The reason this works is the entire post you just read. The Hetzner box doing the work of a managed cloud team. The AI agents doing the work of a DevOps team. The open source stack doing the work of vendor invoices. Five years of AI workflow experience doing the work of an "AI transformation strategy." Nafran LTD doing the work of investor funding.
Subtract any one of those layers and the math breaks. Stack all of them, and nine people stops feeling small. It starts feeling like exactly the right number for what we are building.
Most companies add people to ship faster. We added leverage instead, and kept the team tight.
10 / ClosingA factory, not a lottery ticket.
A lot of founders build SaaS like they are buying a lottery ticket. One product. All the eggs. Hope it hits.

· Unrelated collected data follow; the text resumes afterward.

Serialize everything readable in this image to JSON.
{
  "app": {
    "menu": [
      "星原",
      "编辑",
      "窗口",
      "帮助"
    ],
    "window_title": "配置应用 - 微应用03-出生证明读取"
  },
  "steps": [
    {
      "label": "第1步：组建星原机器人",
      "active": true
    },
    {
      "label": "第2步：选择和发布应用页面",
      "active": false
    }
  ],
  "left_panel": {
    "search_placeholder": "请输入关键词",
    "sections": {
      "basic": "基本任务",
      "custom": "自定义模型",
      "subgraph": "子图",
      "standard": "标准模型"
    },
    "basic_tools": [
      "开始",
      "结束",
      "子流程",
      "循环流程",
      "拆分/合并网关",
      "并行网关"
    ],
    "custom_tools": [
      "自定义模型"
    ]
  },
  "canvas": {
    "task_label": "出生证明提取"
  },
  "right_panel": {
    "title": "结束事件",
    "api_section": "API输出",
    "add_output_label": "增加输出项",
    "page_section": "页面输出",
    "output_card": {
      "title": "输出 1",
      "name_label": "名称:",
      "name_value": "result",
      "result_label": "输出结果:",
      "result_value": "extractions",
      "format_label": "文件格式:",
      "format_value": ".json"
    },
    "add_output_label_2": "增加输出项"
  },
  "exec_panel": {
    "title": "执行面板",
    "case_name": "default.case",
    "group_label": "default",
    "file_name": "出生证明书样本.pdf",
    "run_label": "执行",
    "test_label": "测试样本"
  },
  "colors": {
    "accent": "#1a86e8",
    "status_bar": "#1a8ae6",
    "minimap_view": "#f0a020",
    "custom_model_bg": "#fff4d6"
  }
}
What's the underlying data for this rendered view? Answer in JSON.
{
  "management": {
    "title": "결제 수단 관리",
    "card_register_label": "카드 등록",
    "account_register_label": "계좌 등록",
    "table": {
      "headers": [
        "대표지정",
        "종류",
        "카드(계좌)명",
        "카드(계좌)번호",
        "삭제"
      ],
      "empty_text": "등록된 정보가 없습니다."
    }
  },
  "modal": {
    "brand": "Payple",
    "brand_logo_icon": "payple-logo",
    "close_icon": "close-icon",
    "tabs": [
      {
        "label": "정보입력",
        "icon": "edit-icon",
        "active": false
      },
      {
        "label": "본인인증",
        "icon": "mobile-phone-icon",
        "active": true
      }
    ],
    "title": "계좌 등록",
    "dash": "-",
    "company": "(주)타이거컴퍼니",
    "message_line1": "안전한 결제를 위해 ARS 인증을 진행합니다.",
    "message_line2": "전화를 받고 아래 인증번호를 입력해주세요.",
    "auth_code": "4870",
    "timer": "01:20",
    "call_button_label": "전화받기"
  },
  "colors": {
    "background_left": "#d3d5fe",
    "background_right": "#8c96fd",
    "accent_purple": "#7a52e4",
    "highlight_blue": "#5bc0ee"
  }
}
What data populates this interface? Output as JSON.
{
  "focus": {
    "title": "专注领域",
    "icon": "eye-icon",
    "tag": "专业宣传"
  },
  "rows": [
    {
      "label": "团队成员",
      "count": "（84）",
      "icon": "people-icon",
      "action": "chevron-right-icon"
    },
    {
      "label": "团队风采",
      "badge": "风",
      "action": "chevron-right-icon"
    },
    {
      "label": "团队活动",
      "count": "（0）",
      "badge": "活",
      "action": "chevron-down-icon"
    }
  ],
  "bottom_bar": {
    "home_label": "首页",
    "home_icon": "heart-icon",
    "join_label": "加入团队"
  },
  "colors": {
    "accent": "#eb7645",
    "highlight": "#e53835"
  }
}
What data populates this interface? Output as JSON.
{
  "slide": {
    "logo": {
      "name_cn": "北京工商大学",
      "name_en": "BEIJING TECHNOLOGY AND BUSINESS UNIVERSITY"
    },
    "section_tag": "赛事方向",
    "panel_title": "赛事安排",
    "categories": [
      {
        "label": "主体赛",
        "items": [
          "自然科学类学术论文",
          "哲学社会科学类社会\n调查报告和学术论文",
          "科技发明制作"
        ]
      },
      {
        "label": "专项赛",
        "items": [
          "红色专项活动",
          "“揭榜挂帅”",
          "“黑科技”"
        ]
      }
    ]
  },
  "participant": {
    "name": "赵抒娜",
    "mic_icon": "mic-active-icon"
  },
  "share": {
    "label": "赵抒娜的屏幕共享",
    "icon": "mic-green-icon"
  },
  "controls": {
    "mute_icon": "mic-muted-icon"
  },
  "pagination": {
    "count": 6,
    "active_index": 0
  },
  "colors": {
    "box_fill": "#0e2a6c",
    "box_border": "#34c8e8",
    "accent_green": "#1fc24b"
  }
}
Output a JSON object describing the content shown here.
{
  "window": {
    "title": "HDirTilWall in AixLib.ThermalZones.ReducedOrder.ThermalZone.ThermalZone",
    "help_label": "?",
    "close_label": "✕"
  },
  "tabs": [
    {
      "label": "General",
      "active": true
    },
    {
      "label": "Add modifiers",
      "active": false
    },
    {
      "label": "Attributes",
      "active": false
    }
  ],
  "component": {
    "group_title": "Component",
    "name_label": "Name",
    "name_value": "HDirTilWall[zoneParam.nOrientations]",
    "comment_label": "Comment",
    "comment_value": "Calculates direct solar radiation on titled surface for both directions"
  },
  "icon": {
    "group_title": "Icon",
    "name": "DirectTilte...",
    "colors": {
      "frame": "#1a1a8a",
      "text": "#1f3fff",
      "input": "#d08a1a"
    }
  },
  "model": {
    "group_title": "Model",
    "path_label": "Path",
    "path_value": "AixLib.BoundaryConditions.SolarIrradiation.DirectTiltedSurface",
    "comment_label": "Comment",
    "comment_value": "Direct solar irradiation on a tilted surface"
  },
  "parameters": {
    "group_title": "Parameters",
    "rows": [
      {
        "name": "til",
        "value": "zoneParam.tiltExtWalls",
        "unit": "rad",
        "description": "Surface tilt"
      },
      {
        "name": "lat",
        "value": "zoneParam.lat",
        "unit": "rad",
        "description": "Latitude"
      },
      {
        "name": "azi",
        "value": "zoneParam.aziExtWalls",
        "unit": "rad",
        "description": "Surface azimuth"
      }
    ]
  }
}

We did the opposite. We built a factory.
That factory is quiet, it runs cheap, it has been shaped by NLP and AI workflows since 2019, and it is engineered to outlast almost anything we throw at it. Every product we ship from here on rides on top of it. CalendarJet rides it. MamaSign rides it. WittyForms, MoonPush, HiringCat, and every tool still in the pipeline rides it.
If you have ever signed up for one of our products and wondered who is on the other side of the screen, that is the answer. A team of nine. A profitable agency. A community of 150,000 people I show up for every night. A long memory of how the internet actually works. A machine built to last.